External morality is not heart-purity. A person 
may be clothed with great moral virtues, such as 
justice, charity, prudence, and temperance—and 
yet go to hell.

We must not rest in mere outward morality. A swine 
may be washed—yet be a swine still. Morality does 
but wash a man—grace changes him. Morality may 
shine in the eyes of the world—but it differs as much 
from purity, as a pebble differs from a diamond! 

Morality is but strewing flowers on a dead corpse!

A man who is but highly moral—is but a tame devil. 

How many have made 'morality' their Savior! 
Morality will damn—as well as vice! A boat may
be sunk with gold—as well as with dung.

The moral person, though he will not commit gross 
sins—yet he is not sensible of heart sins. He is not
troubled for unbelief, hardness of heart, vanity of 
thoughts. He abhors gross-sins, not gospel-sins.

The snake has a fine appearance—but has a deadly 
sting! Just so, the moral man is fair to look on—but 
has a secret antipathy against the holy ways of God. 

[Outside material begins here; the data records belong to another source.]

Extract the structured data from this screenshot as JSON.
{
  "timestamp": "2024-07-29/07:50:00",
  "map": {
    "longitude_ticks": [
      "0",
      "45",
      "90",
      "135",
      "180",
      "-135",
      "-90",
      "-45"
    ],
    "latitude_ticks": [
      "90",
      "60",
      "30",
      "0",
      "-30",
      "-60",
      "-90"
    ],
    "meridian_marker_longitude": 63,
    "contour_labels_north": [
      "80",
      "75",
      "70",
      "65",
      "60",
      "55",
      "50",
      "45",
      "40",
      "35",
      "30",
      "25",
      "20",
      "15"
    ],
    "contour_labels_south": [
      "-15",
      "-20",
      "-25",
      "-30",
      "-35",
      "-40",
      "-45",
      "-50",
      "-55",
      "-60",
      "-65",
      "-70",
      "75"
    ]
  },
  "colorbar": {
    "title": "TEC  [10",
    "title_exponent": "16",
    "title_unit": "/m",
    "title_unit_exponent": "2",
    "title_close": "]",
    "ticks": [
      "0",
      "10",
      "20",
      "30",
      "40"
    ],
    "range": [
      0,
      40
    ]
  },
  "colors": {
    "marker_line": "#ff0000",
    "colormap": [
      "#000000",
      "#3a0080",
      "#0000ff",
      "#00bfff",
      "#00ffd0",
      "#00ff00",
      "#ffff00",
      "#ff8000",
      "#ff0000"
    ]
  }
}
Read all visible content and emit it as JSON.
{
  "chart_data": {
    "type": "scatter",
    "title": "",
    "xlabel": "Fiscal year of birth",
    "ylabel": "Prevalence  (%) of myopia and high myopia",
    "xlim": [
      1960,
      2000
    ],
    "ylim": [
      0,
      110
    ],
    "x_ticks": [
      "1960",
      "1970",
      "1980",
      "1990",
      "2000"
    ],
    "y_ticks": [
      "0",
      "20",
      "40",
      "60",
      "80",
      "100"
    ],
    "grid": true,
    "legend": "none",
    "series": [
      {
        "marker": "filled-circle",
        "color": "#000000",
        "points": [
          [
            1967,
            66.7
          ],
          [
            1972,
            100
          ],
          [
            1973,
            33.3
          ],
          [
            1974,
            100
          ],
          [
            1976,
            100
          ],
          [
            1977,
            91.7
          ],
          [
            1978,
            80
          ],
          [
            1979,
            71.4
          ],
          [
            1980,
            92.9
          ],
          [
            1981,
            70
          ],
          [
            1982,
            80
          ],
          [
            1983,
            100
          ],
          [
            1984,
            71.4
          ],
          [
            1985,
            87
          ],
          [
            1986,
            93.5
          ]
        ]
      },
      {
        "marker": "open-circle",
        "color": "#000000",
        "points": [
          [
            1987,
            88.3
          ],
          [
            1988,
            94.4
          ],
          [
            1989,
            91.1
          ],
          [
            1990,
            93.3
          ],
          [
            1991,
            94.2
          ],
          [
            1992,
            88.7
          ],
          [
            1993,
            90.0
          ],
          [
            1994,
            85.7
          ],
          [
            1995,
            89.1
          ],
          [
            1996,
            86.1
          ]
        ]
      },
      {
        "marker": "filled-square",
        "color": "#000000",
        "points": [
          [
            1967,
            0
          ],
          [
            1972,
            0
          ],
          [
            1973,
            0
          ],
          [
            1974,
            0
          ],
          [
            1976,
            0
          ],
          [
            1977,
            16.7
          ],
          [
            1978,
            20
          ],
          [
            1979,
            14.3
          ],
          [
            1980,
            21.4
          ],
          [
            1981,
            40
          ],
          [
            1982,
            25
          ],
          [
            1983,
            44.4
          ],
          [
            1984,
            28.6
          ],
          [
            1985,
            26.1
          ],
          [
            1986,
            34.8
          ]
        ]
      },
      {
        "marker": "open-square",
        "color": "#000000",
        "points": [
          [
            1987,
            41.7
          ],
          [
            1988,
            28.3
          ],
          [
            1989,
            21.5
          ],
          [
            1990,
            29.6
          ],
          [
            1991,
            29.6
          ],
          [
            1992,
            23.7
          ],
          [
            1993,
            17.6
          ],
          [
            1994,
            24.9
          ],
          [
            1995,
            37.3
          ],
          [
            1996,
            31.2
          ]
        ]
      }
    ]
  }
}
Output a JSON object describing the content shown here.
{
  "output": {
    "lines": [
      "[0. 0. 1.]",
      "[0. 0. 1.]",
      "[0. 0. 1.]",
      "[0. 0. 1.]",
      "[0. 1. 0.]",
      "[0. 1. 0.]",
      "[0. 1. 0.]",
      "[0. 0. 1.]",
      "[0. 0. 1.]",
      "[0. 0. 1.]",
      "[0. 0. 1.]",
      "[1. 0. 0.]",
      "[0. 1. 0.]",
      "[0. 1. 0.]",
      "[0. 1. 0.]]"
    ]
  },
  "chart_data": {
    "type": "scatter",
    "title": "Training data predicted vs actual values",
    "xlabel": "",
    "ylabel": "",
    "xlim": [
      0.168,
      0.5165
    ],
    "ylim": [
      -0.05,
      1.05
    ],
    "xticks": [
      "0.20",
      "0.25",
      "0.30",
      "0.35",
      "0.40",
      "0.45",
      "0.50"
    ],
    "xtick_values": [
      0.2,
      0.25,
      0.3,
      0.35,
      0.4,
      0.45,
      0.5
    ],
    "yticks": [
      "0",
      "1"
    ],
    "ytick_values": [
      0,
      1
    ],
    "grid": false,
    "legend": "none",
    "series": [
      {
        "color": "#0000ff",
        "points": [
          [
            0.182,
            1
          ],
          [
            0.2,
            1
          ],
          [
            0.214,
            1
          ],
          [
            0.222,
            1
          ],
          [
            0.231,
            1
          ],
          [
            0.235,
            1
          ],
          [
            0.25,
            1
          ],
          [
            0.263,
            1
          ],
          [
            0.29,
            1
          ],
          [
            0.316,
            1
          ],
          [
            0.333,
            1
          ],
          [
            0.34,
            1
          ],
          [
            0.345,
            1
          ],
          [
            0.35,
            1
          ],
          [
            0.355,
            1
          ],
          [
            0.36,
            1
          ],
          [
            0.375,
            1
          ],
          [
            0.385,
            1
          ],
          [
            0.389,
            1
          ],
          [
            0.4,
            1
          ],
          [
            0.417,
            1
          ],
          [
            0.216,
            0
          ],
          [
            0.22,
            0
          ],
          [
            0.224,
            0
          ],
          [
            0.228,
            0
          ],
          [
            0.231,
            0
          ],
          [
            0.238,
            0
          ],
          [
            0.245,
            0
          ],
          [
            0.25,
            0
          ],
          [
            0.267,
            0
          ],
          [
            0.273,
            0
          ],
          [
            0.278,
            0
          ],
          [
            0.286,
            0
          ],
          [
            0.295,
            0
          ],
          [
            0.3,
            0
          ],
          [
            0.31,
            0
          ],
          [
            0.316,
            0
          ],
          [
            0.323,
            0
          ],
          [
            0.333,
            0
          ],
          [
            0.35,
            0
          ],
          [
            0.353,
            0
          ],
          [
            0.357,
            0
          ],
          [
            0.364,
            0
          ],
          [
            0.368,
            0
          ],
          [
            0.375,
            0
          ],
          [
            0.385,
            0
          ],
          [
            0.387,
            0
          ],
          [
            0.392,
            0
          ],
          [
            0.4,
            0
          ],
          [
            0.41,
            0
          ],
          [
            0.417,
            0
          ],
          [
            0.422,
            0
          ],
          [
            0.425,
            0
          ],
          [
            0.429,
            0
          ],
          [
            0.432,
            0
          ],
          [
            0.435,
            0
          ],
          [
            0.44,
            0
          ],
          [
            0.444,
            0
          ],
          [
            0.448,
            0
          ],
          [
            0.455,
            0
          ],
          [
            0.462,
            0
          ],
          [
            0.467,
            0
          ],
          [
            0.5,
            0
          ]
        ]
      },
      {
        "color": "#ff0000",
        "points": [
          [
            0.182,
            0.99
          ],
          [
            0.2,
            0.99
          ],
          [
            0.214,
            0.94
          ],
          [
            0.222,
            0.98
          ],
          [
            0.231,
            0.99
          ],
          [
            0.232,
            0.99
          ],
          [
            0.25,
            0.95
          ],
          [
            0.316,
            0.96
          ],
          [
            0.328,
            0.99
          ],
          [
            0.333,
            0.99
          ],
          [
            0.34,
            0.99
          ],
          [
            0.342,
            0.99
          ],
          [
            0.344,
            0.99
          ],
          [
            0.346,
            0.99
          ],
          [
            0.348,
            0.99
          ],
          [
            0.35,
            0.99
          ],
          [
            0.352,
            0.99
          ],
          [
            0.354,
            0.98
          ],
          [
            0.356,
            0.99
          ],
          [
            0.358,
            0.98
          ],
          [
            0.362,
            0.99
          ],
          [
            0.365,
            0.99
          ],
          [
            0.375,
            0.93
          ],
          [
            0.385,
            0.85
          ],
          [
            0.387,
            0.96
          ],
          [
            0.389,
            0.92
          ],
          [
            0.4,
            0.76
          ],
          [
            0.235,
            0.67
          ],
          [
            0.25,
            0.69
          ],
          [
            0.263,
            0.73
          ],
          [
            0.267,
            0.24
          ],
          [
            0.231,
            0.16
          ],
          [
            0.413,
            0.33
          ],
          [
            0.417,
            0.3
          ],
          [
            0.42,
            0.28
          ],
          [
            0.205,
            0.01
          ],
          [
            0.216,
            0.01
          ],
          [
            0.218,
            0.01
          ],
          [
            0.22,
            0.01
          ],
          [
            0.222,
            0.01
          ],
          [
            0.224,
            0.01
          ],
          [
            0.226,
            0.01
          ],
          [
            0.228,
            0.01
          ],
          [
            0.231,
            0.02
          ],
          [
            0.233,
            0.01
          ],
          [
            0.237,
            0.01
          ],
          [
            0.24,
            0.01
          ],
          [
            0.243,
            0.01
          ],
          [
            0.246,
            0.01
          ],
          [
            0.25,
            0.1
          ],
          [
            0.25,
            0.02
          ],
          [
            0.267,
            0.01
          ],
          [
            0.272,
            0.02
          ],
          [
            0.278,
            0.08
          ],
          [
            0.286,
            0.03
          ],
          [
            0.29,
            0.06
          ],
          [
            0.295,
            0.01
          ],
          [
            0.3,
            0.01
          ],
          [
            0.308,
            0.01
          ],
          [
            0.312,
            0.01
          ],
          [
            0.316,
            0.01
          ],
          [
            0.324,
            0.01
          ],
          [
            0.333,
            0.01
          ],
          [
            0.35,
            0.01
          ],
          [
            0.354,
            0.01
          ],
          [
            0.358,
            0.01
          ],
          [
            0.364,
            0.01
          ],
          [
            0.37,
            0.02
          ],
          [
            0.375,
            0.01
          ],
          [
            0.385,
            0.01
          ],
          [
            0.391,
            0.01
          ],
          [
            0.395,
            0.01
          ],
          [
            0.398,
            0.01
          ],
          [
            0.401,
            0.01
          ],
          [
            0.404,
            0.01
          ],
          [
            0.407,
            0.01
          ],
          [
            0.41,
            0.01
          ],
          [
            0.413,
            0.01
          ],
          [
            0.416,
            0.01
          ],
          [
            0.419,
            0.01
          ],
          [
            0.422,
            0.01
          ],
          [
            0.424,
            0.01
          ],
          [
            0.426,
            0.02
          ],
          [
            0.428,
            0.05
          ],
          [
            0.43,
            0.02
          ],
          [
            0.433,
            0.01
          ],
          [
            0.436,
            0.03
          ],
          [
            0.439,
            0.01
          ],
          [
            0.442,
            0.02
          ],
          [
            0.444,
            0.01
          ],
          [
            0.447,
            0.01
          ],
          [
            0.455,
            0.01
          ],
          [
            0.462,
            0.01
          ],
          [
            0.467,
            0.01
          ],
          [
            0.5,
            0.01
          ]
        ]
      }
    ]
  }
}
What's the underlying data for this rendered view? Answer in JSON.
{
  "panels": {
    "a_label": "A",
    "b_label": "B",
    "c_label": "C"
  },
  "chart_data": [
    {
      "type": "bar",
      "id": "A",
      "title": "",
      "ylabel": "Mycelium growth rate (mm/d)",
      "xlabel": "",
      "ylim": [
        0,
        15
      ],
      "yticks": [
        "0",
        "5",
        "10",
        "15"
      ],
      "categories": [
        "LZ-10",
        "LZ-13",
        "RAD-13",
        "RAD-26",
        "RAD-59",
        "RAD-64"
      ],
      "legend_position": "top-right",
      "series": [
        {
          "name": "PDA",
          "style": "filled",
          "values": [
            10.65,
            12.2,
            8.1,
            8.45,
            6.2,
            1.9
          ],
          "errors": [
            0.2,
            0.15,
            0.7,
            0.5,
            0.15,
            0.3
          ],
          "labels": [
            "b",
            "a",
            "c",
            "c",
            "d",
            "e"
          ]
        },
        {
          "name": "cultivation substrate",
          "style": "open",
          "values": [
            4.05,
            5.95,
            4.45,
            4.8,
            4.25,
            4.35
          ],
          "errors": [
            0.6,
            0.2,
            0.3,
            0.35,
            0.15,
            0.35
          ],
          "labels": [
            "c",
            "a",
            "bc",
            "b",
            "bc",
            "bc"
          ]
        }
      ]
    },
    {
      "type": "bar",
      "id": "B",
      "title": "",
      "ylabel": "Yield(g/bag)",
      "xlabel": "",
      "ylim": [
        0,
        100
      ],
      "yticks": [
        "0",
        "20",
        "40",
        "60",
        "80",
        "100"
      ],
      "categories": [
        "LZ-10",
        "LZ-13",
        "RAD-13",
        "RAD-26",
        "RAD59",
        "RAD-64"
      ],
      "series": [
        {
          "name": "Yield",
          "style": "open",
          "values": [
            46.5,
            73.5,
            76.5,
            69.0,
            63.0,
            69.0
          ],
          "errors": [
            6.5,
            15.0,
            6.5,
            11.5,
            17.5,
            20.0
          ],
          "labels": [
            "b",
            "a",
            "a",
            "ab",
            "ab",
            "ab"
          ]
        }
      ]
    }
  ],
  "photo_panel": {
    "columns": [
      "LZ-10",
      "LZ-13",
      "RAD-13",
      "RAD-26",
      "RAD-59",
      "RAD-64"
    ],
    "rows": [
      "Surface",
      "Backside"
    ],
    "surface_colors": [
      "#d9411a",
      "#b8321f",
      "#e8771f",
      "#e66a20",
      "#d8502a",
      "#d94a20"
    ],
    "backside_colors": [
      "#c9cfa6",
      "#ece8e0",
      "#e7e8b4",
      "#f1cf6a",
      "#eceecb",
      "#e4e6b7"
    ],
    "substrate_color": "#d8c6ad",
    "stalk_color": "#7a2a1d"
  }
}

Morality is not to be rested in. The heart must be pure.
God would have Aaron wash the inner parts of the 
sacrifice (Leviticus 9:14). Morality does but wash the 
outside; the inside must be washed. "Blessed are the 
pure in heart, for they shall see God." Matthew 5:8


----------



## Pergamum (Dec 20, 2007)

Wow.


----------



## Pilgrim (Dec 20, 2007)

Pergamum said:


> Wow.



Yeah, one of dem powdered wig guys!


----------